In furtherance of her scheme, Ujaque reportedly created fictitious Final Judgments of Dissolution of Marriage and Final Orders Modifying Child Support that fraudulently represented that the borrowers were entitled to receive non-existent monthly child support payments.
Ujaque then used the names of judges from the Circuit Court of the Ninth District of Florida and forged their signatures on the fabricated Final Judgments of Dissolution of Marriage or Final Orders Modifying Child Support, prosecutors said.
According to evidence presented at the trial, Ujaque also created bogus Florida Department of Revenue Statements listing fraudulent monthly child support payments, as well as phony prepaid debit card statements listing fake borrower withdrawals of the non-existent monthly child support payments.
“In most cases, the borrowers did not, in fact, have the listed children and/or had never been married,” said the U.S. Attorney’s Office for the Middle District of Florida.

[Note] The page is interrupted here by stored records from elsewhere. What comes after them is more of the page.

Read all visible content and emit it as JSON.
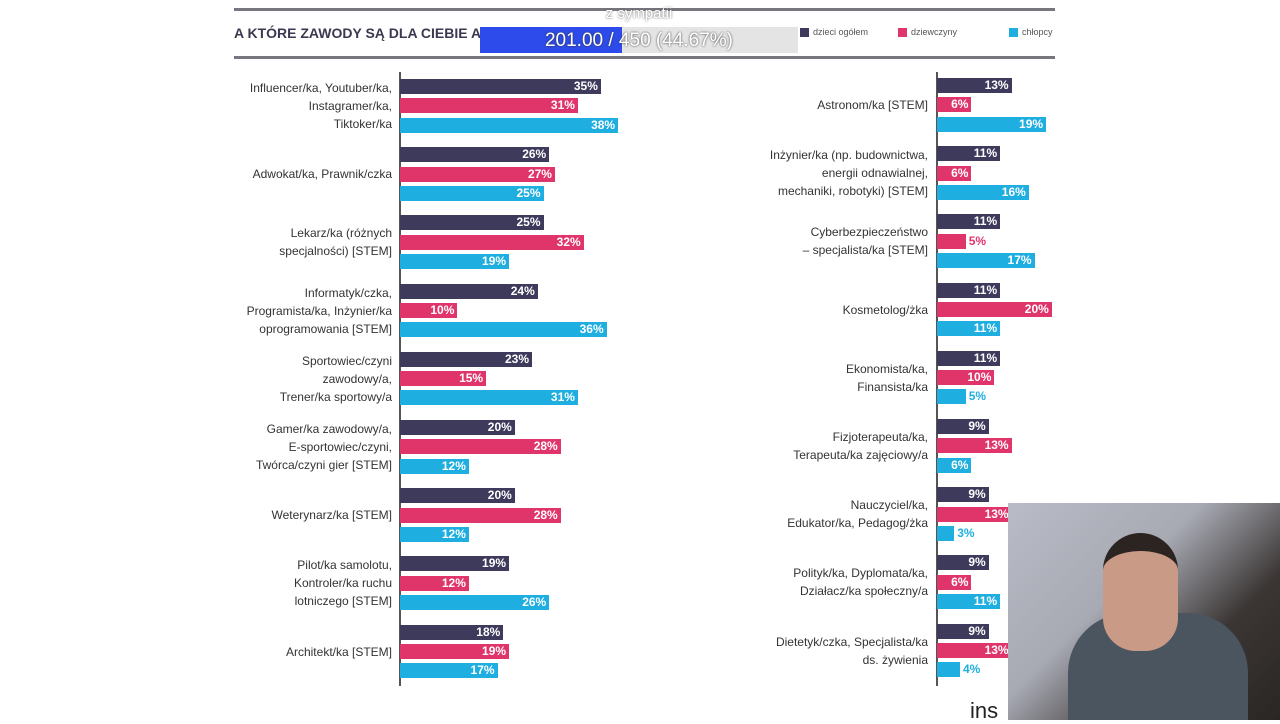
{
  "header": {
    "title": "A KTÓRE ZAWODY SĄ DLA CIEBIE AT"
  },
  "overlay": {
    "goal_subtitle": "z sympatii",
    "progress_text": "201.00 / 450 (44.67%)",
    "progress_value": 201,
    "progress_max": 450,
    "progress_percent": 44.67,
    "bar_color": "#2d4bea"
  },
  "corner_text": "ins",
  "chart_data": {
    "type": "bar",
    "orientation": "horizontal",
    "legend": [
      "dzieci ogółem",
      "dziewczyny",
      "chłopcy"
    ],
    "legend_placement": "top-right",
    "colors": [
      "#3d3a5c",
      "#e0356b",
      "#1eaee0"
    ],
    "unit": "%",
    "panels": [
      {
        "categories": [
          "Influencer/ka, Youtuber/ka,\nInstagramer/ka,\nTiktoker/ka",
          "Adwokat/ka, Prawnik/czka",
          "Lekarz/ka (różnych\nspecjalności) [STEM]",
          "Informatyk/czka,\nProgramista/ka, Inżynier/ka\noprogramowania [STEM]",
          "Sportowiec/czyni\nzawodowy/a,\nTrener/ka sportowy/a",
          "Gamer/ka zawodowy/a,\nE-sportowiec/czyni,\nTwórca/czyni gier [STEM]",
          "Weterynarz/ka [STEM]",
          "Pilot/ka samolotu,\nKontroler/ka ruchu\nlotniczego [STEM]",
          "Architekt/ka [STEM]"
        ],
        "series": [
          {
            "name": "dzieci ogółem",
            "values": [
              35,
              26,
              25,
              24,
              23,
              20,
              20,
              19,
              18
            ]
          },
          {
            "name": "dziewczyny",
            "values": [
              31,
              27,
              32,
              10,
              15,
              28,
              28,
              12,
              19
            ]
          },
          {
            "name": "chłopcy",
            "values": [
              38,
              25,
              19,
              36,
              31,
              12,
              12,
              26,
              17
            ]
          }
        ]
      },
      {
        "categories": [
          "Astronom/ka [STEM]",
          "Inżynier/ka (np. budownictwa,\nenergii odnawialnej,\nmechaniki, robotyki) [STEM]",
          "Cyberbezpieczeństwo\n– specjalista/ka [STEM]",
          "Kosmetolog/żka",
          "Ekonomista/ka,\nFinansista/ka",
          "Fizjoterapeuta/ka,\nTerapeuta/ka zajęciowy/a",
          "Nauczyciel/ka,\nEdukator/ka, Pedagog/żka",
          "Polityk/ka, Dyplomata/ka,\nDziałacz/ka społeczny/a",
          "Dietetyk/czka, Specjalista/ka\nds. żywienia"
        ],
        "series": [
          {
            "name": "dzieci ogółem",
            "values": [
              13,
              11,
              11,
              11,
              11,
              9,
              9,
              9,
              9
            ]
          },
          {
            "name": "dziewczyny",
            "values": [
              6,
              6,
              5,
              20,
              10,
              13,
              13,
              6,
              13
            ]
          },
          {
            "name": "chłopcy",
            "values": [
              19,
              16,
              17,
              11,
              5,
              6,
              3,
              11,
              4
            ]
          }
        ]
      }
    ]
  }
}
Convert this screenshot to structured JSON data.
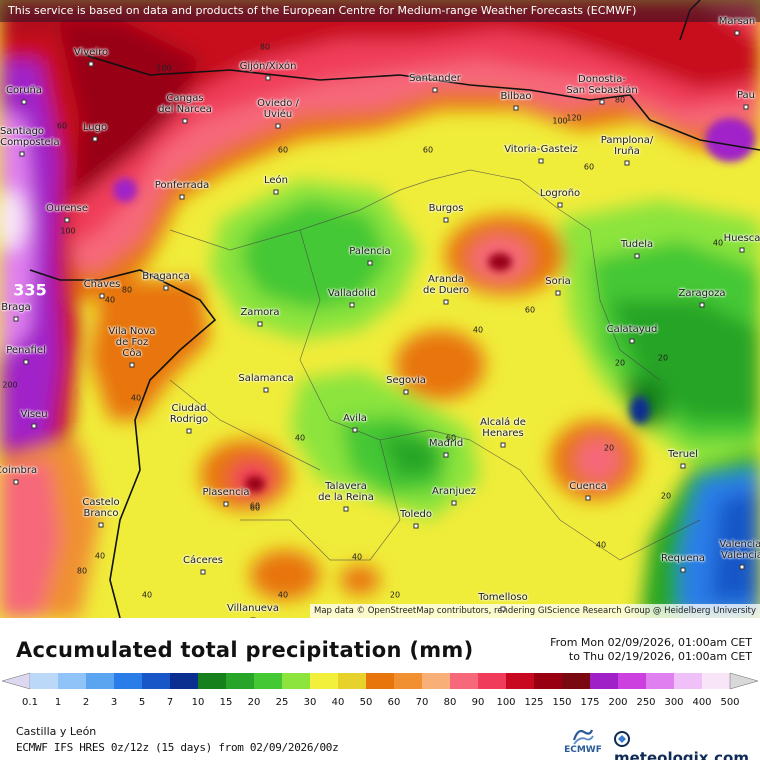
{
  "notice": "This service is based on data and products of the European Centre for Medium-range Weather Forecasts (ECMWF)",
  "attribution": "Map data © OpenStreetMap contributors, rendering GIScience Research Group @ Heidelberg University",
  "title": "Accumulated total precipitation (mm)",
  "period": {
    "from": "From Mon 02/09/2026, 01:00am CET",
    "to": "to Thu 02/19/2026, 01:00am CET"
  },
  "region": "Castilla y León",
  "model": "ECMWF IFS HRES 0z/12z (15 days) from 02/09/2026/00z",
  "logos": {
    "ecmwf": "ECMWF",
    "brand": "meteologix.com"
  },
  "colorscale": {
    "labels": [
      "0.1",
      "1",
      "2",
      "3",
      "5",
      "7",
      "10",
      "15",
      "20",
      "25",
      "30",
      "40",
      "50",
      "60",
      "70",
      "80",
      "90",
      "100",
      "125",
      "150",
      "175",
      "200",
      "250",
      "300",
      "400",
      "500"
    ],
    "colors": [
      "#dcd8f0",
      "#bcd8f8",
      "#90c4f8",
      "#5aa4f0",
      "#2a7de8",
      "#1856c8",
      "#0a2f90",
      "#16801c",
      "#28a428",
      "#44c834",
      "#8ce43c",
      "#f2f03a",
      "#e6d22a",
      "#e8740c",
      "#f09030",
      "#f8b078",
      "#f6687a",
      "#f03c5a",
      "#c8081e",
      "#980012",
      "#7a0810",
      "#a020c8",
      "#cc40e0",
      "#e080f0",
      "#f0c0f8",
      "#f8e6f8",
      "#d8d8d8"
    ]
  },
  "cities": [
    {
      "name": "Viveiro"
    },
    {
      "name": "Gijón/Xixón"
    },
    {
      "name": "Santander"
    },
    {
      "name": "Donostia-\nSan Sebastián"
    },
    {
      "name": "Coruña"
    },
    {
      "name": "Cangas\ndel Narcea"
    },
    {
      "name": "Oviedo /\nUviéu"
    },
    {
      "name": "Bilbao"
    },
    {
      "name": "Lugo"
    },
    {
      "name": "Vitoria-Gasteiz"
    },
    {
      "name": "Pamplona/\nIruña"
    },
    {
      "name": "Ponferrada"
    },
    {
      "name": "León"
    },
    {
      "name": "Burgos"
    },
    {
      "name": "Logroño"
    },
    {
      "name": "Ourense"
    },
    {
      "name": "Palencia"
    },
    {
      "name": "Tudela"
    },
    {
      "name": "Huesca"
    },
    {
      "name": "Bragança"
    },
    {
      "name": "Chaves"
    },
    {
      "name": "Valladolid"
    },
    {
      "name": "Aranda\nde Duero"
    },
    {
      "name": "Soria"
    },
    {
      "name": "Zaragoza"
    },
    {
      "name": "Braga"
    },
    {
      "name": "Zamora"
    },
    {
      "name": "Calatayud"
    },
    {
      "name": "Penafiel"
    },
    {
      "name": "Vila Nova\nde Foz\nCôa"
    },
    {
      "name": "Salamanca"
    },
    {
      "name": "Segovia"
    },
    {
      "name": "Viseu"
    },
    {
      "name": "Ciudad\nRodrigo"
    },
    {
      "name": "Avila"
    },
    {
      "name": "Madrid"
    },
    {
      "name": "Alcalá de\nHenares"
    },
    {
      "name": "Teruel"
    },
    {
      "name": "Coimbra"
    },
    {
      "name": "Plasencia"
    },
    {
      "name": "Talavera\nde la Reina"
    },
    {
      "name": "Aranjuez"
    },
    {
      "name": "Cuenca"
    },
    {
      "name": "Castelo\nBranco"
    },
    {
      "name": "Toledo"
    },
    {
      "name": "Cáceres"
    },
    {
      "name": "Requena"
    },
    {
      "name": "Valencia/\nValència"
    },
    {
      "name": "Tomelloso"
    },
    {
      "name": "Villanueva"
    },
    {
      "name": "Marsan"
    },
    {
      "name": "Pau"
    },
    {
      "name": "Santiago\nde Compostela"
    }
  ],
  "contour_labels": [
    "80",
    "100",
    "100",
    "120",
    "80",
    "60",
    "80",
    "60",
    "60",
    "40",
    "40",
    "60",
    "40",
    "40",
    "60",
    "60",
    "40",
    "40",
    "40",
    "20",
    "20",
    "60",
    "20",
    "20",
    "40",
    "40",
    "20",
    "40",
    "80",
    "60",
    "100",
    "200",
    "335"
  ]
}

“Ujaque submitted bogus paperwork to the financial institution to support the false monthly income on the loan applications. Based on Ujaque’s misrepresentations, the financial institution approved and funded the mortgage loan.”
This case was investigated by Federal Housing Finance Agency – Office of Inspector General, the U.S. Department of Housing and Urban Development – Office of Inspector General, and the Florida Office of Financial Regulation. Special Assistant United States Attorney Chris Poor is prosecuting it.